Panie z KGW były w przedszkolu i mwiły dzieciom o światecznych zwyczajach / Archiwum
Panie z KGW były w przedszkolu i mwiły dzieciom o światecznych zwyczajach / Archiwum

 

O tym, jak przygotować się do najważniejszych chrześcijańskich świąt, opowiedziały nam Urszula Kasparek oraz Regina Sobik z Koła Gospodyń Wiejskich nr 1 w Jankowicach


Jak się dowiadujemy, poza tradycyjnym malowaniem pisanek spoczywa na nas wiele wielkanocnych obowiązków. Przede wszystkim czas na wypieki. Ciasta, babki, mazurki, czyli wszystko to, co będziemy jedli w czasie świąt. Równie istotne jest przygotowanie koszyczka ze święconką. A co powinno się w nim znaleźć? – Na białej serwetce musi być baranek, który jest symbolem Chrystusa i jego ofiary na krzyżu. Poza tym kiełbasa i szynka, czyli znaki dobrobytu i dostatku. Do koszyczka należy włożyć także sól, która chroni życie i zabezpiecza potrawy przed zepsuciem. Pieprz na znak dobrego smaku. Można włożyć trochę chrzanu, bo on stanowi symbol goryczy i męki Chrystusa. Obowiązkowo musi być także jajko, które jest znakiem nowego życia, oraz ser, czyli symbol przyjaźni człowieka ze zwierzętami domowymi. Można również schować w koszyczku babkę, bo ona świadczy o umiejętnościach gospodyni. Obecna powinna być również woda na znak Ducha Świętego – podaje Urszula Kasparek, przewodnicząca KGW nr 1 w Jankowicach.

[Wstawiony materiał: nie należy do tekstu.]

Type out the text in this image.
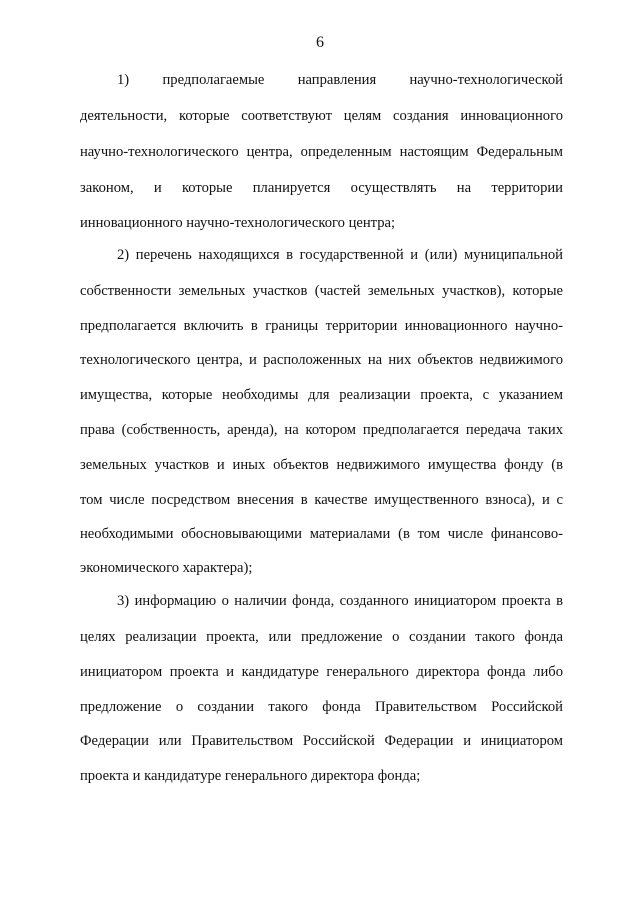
6
1) предполагаемые направления научно-технологической
деятельности, которые соответствуют целям создания инновационного
научно-технологического центра, определенным настоящим Федеральным
законом, и которые планируется осуществлять на территории
инновационного научно-технологического центра;
2) перечень находящихся в государственной и (или) муниципальной
собственности земельных участков (частей земельных участков), которые
предполагается включить в границы территории инновационного научно-
технологического центра, и расположенных на них объектов недвижимого
имущества, которые необходимы для реализации проекта, с указанием
права (собственность, аренда), на котором предполагается передача таких
земельных участков и иных объектов недвижимого имущества фонду (в
том числе посредством внесения в качестве имущественного взноса), и с
необходимыми обосновывающими материалами (в том числе финансово-
экономического характера);
3) информацию о наличии фонда, созданного инициатором проекта в
целях реализации проекта, или предложение о создании такого фонда
инициатором проекта и кандидатуре генерального директора фонда либо
предложение о создании такого фонда Правительством Российской
Федерации или Правительством Российской Федерации и инициатором
проекта и кандидатуре генерального директора фонда;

I przestrzega, by przypilnować, żeby do koszyczka wpadła choć jedna kropla wody święconej wpadła. W innym wypadku jego zawartość nie będzie poświęcona. I chociaż Wielkanoc oraz Boże Narodzenie to dwa odmienne święta, niektóre obyczaje pokrywają się. Jak zauważają gospodynie z Jankowic, podobnie jak w Wigilię, tak i w Wielkanoc należy się dzielić, choć już nie opłatkiem. Tym razem sięgamy po wielkanocne jajko. Wspólna z zimowym świętem jest również obfitość jedzenia, co jednak tym razem tłumaczone jest niezwykle rygorystycznym, czterdziestodniowym postem. Podobnie jak w Wigilię, żadnego jedzenia zmarnować nie można. Stąd też wszelkie pozostałości z wielkanocnego stołu znosi się do obory, by mogło zjeść je bydło. Cóż jednak z tym, na co dzieci czekają najbardziej? Otóż jak prostuje czołowa gospodyni z Jankowic, Zajączek wedle tradycji przychodzi w lany poniedziałek, a nie w pierwszy dzień Wielkanocy.

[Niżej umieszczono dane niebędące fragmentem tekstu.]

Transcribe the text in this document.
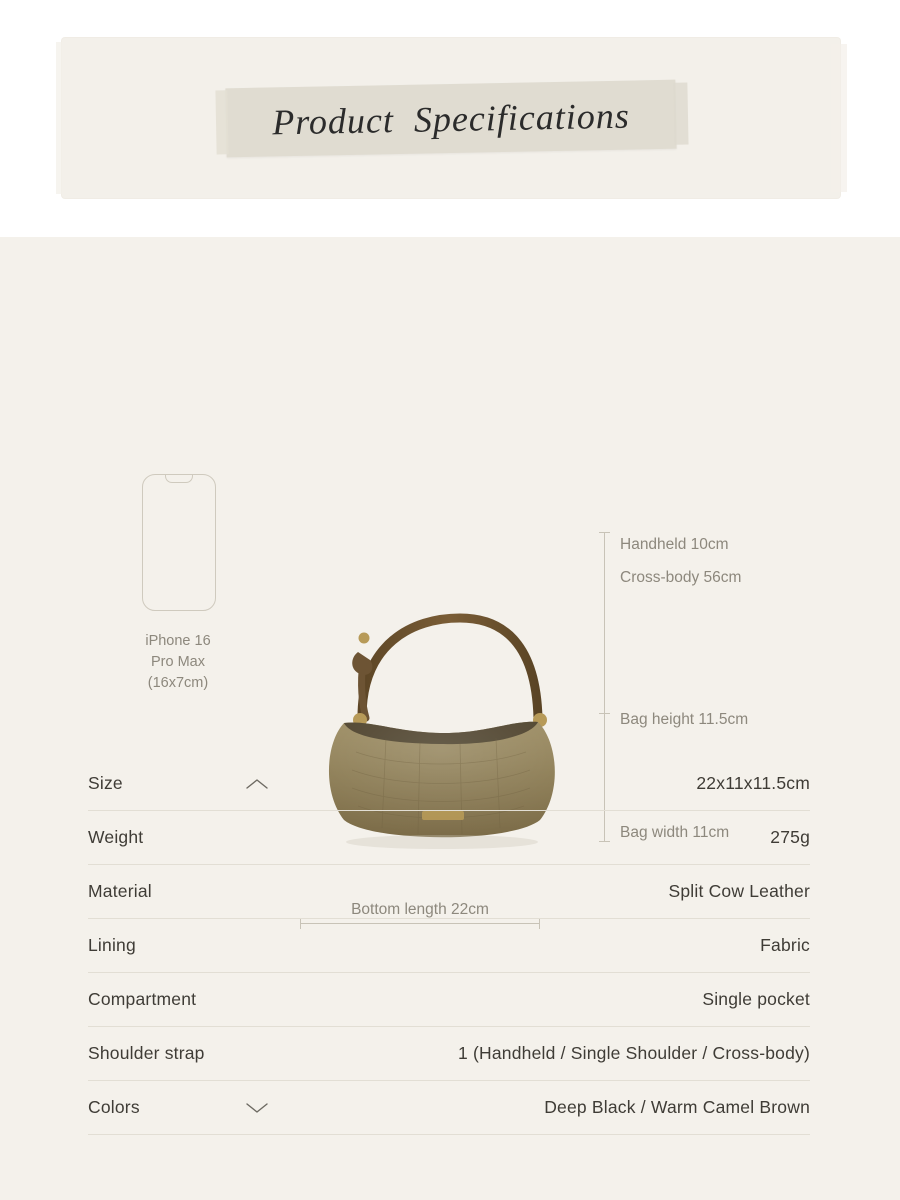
Product  Specifications
iPhone 16
Pro Max
(16x7cm)
Handheld 10cm
Cross-body 56cm
Bag height 11.5cm
Bag width 11cm
Bottom length 22cm
Size	22x11x11.5cm
Weight	275g
Material	Split Cow Leather
Lining	Fabric
Compartment	Single pocket
Shoulder strap	1 (Handheld / Single Shoulder / Cross-body)
Colors	Deep Black / Warm Camel Brown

– Dopiero wtedy dzieci mogły szukać Zajączka. Szukać, ponieważ kiedyś rodzice chowali pośród krzaków słodycze i pisanki. I tego dzieci z radością poszukiwały – opowiada Urszula Kasparek. Ważniejszym jednak tego dnia zwyczajem jest oblewanie wodą. Jak wspomina Regina Sobik, młodzi chłopcy chodzili od domu do domu i polewali dziewczyny. Jeżeli któraś nie została polana tego dnia ani kroplą, to był to znak, iż będzie nieszczęśliwa. Drogie panie, zatem dla własnego dobra pozwólcie się dać choćby pokropić, by uniknąć pecha w dalszym życiu.